Тут уж пришла очередь удивляться нам:

«Какой магнитофон?» – осторожно поинтересовался Саша, и зачем-то вытащил из рюкзака наши куртки, наверно, чтобы показать, что никакого магнитофона там нет.

«Так вы не принесли мне магнитофон? – разочарованно протянул Пастернак. – Зачем же вы пришли?»

Чуткие собаки немедленно просекли перемену в настроении хозяина – они дружно поднялись с пола и позволили клокочущему внутри рычанию вырваться наружу, хоть и не в полную силу, но достаточно угрожающе. Саша подавлено молчал, чувствуя свою вину за не доставленный во время магнитофон, так что пришло время выступить мне. Я вдохнула воздух поглубже:

«Борис Леонидович», – произнесла я, вся трепеща, как от восторга перед ним, так и от ужаса при мысли, что он сейчас крикнет «Вон отсюда, самозванцы!»

При звуке моего срывающегося от волнения голоса классик изволил, наконец, заметить и меня – до сих пор он обращался только к Саше, завороженный, видимо, его рюкзаком, в котором предполагался долгожданный магнитофон. Он повернул в мою сторону пронзительно-голубой взгляд, – ну, чего там еще?

В горле у меня немедленно пересохло, но все же мне удалось кое-как привести в действие непослушные голосовые связки:

«Мы… я… так вас любим… я преклоняюсь… я знаю наизусть почти все ваши стихи…»

И окончательно потерявшись, выпалила: «Хотите, почитаю?»

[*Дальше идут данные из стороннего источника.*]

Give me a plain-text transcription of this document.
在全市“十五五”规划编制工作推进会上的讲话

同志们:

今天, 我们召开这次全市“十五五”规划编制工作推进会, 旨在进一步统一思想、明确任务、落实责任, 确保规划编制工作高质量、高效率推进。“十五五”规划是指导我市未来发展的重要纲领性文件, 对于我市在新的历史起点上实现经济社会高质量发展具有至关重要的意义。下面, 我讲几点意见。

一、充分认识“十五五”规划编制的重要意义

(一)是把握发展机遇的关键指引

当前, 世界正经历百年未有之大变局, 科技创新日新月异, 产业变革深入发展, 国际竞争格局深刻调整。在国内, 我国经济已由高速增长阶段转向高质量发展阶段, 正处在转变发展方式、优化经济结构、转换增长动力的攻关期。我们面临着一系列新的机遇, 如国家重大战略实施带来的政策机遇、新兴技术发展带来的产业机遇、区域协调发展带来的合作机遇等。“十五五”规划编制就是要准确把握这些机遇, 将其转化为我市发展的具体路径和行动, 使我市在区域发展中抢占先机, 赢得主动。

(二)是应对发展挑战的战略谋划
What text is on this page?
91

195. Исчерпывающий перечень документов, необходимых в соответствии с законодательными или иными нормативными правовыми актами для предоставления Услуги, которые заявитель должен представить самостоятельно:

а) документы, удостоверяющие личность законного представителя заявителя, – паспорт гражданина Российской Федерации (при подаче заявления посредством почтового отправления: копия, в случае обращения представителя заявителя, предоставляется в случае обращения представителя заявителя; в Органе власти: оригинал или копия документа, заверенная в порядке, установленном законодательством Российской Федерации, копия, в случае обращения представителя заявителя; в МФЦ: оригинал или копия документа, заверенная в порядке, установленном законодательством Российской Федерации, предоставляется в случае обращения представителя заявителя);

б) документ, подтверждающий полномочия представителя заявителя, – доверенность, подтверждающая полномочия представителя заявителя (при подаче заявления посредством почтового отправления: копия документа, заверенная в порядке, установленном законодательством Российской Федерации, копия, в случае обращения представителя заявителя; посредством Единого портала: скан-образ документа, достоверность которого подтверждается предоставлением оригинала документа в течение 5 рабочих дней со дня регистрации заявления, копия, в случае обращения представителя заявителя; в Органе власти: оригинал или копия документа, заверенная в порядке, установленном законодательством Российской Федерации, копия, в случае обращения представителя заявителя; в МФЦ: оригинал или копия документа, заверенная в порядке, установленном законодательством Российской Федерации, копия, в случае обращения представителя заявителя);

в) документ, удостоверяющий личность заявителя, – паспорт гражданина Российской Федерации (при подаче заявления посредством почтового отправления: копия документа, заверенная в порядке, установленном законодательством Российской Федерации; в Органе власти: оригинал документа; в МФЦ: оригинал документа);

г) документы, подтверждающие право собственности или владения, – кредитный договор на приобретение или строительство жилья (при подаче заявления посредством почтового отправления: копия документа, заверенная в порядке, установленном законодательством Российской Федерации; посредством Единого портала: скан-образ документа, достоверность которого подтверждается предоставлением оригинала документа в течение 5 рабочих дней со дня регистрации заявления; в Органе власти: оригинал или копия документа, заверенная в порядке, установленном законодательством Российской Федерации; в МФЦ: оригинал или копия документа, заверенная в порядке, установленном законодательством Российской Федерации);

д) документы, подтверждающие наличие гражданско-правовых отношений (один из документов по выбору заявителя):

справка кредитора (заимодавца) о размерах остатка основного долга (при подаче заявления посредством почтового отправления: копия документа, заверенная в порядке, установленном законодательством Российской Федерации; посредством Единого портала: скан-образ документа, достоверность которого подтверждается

Он склонил к плечу голову, осененную голубым ореолом коротко стриженых волос:

«Мои стихи – мне? Зачем?»

Я, собственно, тоже не знала, зачем. Я громко проглотила комок застрявшей в горле слюны и отчаянным голосом предложила:

«А можно, я почитаю вам свои стихи?»

От этого предложения классик пришел в настоящий ужас:

«Нет, нет! Я никогда не слушаю чужие стихи! И не читаю! Это мешало бы мне писать!»

Саша уже пришел в себя – он собрал наши разбросанные по столу вещи и сунул их обратно в рюкзак.

«Так мы пойдем, – сказал он, поднимаясь, собаки угрожающе двинулись на него. – Простите за магнитофон».

«Погодите! Посидите еще минуточку, – замахал руками Пастернак. – Все равно этих, с магнитофоном, пока нет. И придется их ждать. А я очень не люблю ждать в одиночестве».

Саша послушно опустился в кресло и классик заговорил – было не совсем ясно, к кому он обращается, к нам или в пространство.

«Магнитофон мне необходим, потому что я сейчас пишу автобиографию, а не стихи. И когда я обдумываю свою жизнь, в голову приходят разные мысли, которые не так-то просто сформулировать сходу. О моих взглядах и воззрениях – как они формировались и менялись… Если бы я их и записывал на магнитофон, а потом прослушивал, многое стало бы ясней. А эти, с магнитофоном, все не идут и не идут».

Тут он окончательно затосковал, и мы поняли, что пора убираться прочь. Мы опять прошли по дорожке тем же порядком – Пастернак впереди, за ним – я, за мной – Саша, за Сашей – висящие на его брюках безобидные собачки, каждая размером с корову.

Ворота за нами закрылись, и больше я его никогда не видела – я хочу сказать, не видела живым. Потому что в следующий раз я увидела его в гробу. Ничего голубого в нем уже не было, глаза были закрыты, ореол погас. Собаки куда-то исчезли, и вокруг ворот клокотал огромный поток тех, кто пришел проводить его в последний путь.